Ehrenamtliche ermöglichen das Fest

Als Babyboomer bezeichnet man unter anderem die Generation, die zu den Zeiten steigender Geburtenraten (dem „Babyboom“) nach dem 2. Weltkrieg … in den vom Krieg betroffenen Staaten geboren wurden.

In Deutschland begann der ausgeprägte Geburtenanstieg 1957 und endete 1963. Danach sackten die Geburtenzahlen ab. Je nach Renteneintrittsalter verabschieden sich diese Jahrgänge zunehmend aus dem Berufsleben.

Babyboomer und ihr Renteneintritt

Jahre des Renteneintritts für Babyboomer

In Deutschland gehören nach Angaben des »zukunftsInstituts« inzwischen schon 5,3 % der Bevölkerung (3,7 Mio. Menschen) zu den Senioren, die sich noch oft noch aktiv betätigen wollen.

Inzwischen haben sich nette Begrifflichkeiten dafür herausgebildet:

Best Agers: Begriff aus dem Marketing und verwandten kommerziellen Bereichen. So wird eine Zielgruppe von Personen mit einem Lebensalter von über 50 Jahren benannt, mit im Durchschnitt relativ hohem Wohlstandsniveau.

Silver Surfer: Begriff aus dem Online-Marketing. So werden Internetnutzer ab einem Alter von 50 Jahren bezeichnet. Der Begriff spielt auf die silbergrauen Haare an, die Menschen in dieser Altersklasse häufig schon haben.

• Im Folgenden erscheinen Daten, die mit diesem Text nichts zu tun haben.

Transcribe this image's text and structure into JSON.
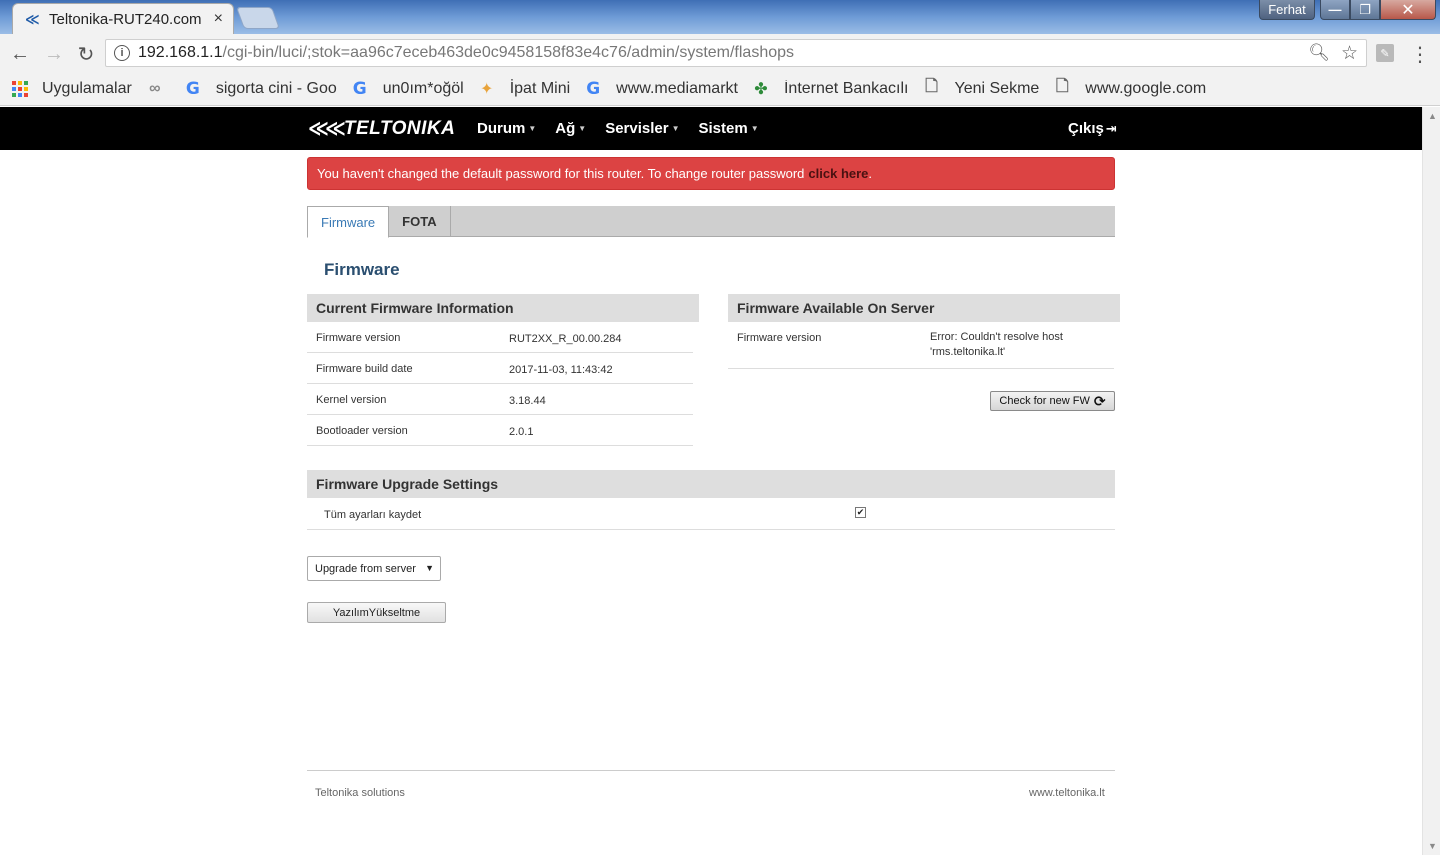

Entrepreneure: Ein Entrepreneur ist eine Person, die eine unternehmerische Geisteshaltung besitzt und bereit ist, innovative Ideen in die Tat umzusetzen. Entrepreneure erkennen Chancen, sind risikobereit und setzen ihre Fähigkeiten ein, um neue Unternehmen oder Projekte zu gründen.

Silverpreneure: Der Begriff „Silverpreneur“ setzt sich aus der den Worten „Silver Surfer“ und „Entrepreneur“ zusammen. Er ist eine Person, die über umfangreiche Berufs- und Lebenserfahrung verfügt und Selbstverwirklichung sowie mentale Fitness durch eine berufliche Tätigkeit im Rentenalter anstrebt. Hauptantrieb ist der Wunsch, die neue, frei verfügbare Lebenszeit produktiv zu nutzen.

Nach Angaben des Statistischen Bundesamtes ist nur für rund 40 % der Rentner (Stand 2022) aus der „Babyboomer-Generation“ in Deutschland die ausgeübte Tätigkeit die Hauptquelle, um den Lebensunterhalt zu bestreiten. Für die anderen Babyboomer-Rentner ist ihr Einkommen nur ein Zuverdienst. Sie leben in erster Linie von ihrer Rente beziehungsweise ihrem Vermögen. Das Zukunftsinstitut geht davon aus, dass die Zahl an Silverpreneuren insgesamt wachsen wird. Im Ruhestand nur die Füße hochlegen und die Rente verprassen, ist für diese Generation keine Zukunftsperspektive. Viele fühlen sich 10 Jahre jünger als ihr biologisches Alter. So mancher kann es mit Teens und Twens aufnehmen, was Kräfte, Beweglichkeit und Professionalität angeht.

Die angehenden Rentner haben sich oft lange vorher mit ihrem letzten Lebensabschnitt auseinandergesetzt und Pläne geschmiedet, was sie noch alles anpacken wollen. Die frei verfügbare Zeit soll sinnvoll genutzt werden. Das heißt vor allem: ihr Wissen und ihre Erfahrung konstruktiv einzusetzen, oft auch mit dem Ziel, etwas an die nächsten Generationen weiterzugeben. 71 % legen großen Wert auf soziales Engagement. Umweltschutz ist sogar für 94 % ein wichtiges Thema.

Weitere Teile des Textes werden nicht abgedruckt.